Catmull plays the sort-of-titular character in Witch, a lonely woman suspected (incorrectly) by the residents of her town of being a witch. Her life and the lives of the other characters in the play are changed when a stranger, namely the devil, comes to town.

“I’m a big fan of this playwright Jen Silverman,” says Hyde Park artistic director Ken Webster. “We did her play The Moors back in 2017. I loved [Witch] because there’s such great roles. You’ve got somebody who plays Old Scratch, a woman who’s accused and thought of as a witch, and she’s not a witch – she’s just a woman who’s had a rough life. [And] there’s this great other plot besides the non-witch and Old Scratch who kind of hit it off. There’s some strange goings on in the castle… yeah, it’s just a really lovely play. It’s funny and sad and scary.”

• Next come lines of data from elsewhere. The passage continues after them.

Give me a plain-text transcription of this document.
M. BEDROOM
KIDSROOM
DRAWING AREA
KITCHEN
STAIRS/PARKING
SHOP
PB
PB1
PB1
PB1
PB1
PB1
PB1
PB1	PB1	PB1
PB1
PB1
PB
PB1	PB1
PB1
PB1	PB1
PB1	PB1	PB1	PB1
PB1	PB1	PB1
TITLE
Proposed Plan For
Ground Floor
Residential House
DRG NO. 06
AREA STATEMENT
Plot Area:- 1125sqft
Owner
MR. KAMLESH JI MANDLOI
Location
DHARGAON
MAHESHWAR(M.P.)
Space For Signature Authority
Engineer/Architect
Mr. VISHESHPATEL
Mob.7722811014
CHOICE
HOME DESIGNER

Webster raves about his cast, which includes Catmull (Webster’s wife and, he points out at least twice, ‘the most decorated actress in the history of Austin theater’), Rupert Reyes, Jon Edward Cook, Steve Guntli, Amara (Mars) Johnson, and Chase Brewer as Scratch.

“Yeah, as someone who’s always kind of been a contrarian anyways, it’s really fun getting to play kind of the biggest contrarian of them all,” Brewer says of the role. “You know, someone who’s always trying to maybe follow their own instincts over what’s good for other people. But yeah, it’s just such a fun role to get to dive into.”

Catmull says she finds some common ground with her character, Elizabeth, as well. Despite being the town pariah, “she’s also really smart and really funny,” Catmull says. “She has a beautiful speech about why she’s on the fence about selling her soul – because she says ‘that thing that everybody hates about me, the thing that people are so afraid to look at or to listen to – what if that’s my soul? And that’s the only thing I have. And if I sell it, if I give it away, they’ll win.’ Yeah, I love her, actually.”

Like Silverman’s earlier play The Moors, Witch takes place in an indeterminate era that’s before now but not exactly set in time. “It takes place long ago, in Edmonton, England,” Webster explains, “but there’s a lot of anachronisms and modern language in the play. Like they talk about potlucks and hand wipes. There’s a lot of modern language in the play, and [Silverman] says, even though it takes place in England, no accents, please.”

The play is running now, but when we spoke, it was just about to open and the cast and crew were excited to get the show up in front of an audience. “Yeah, it’s going to be exciting having people,” Catmull says. “It’s a comedy, for the most part. I mean, there’s a lot of laughs in the play and it’s always exciting and scary to find out where people are going to laugh.”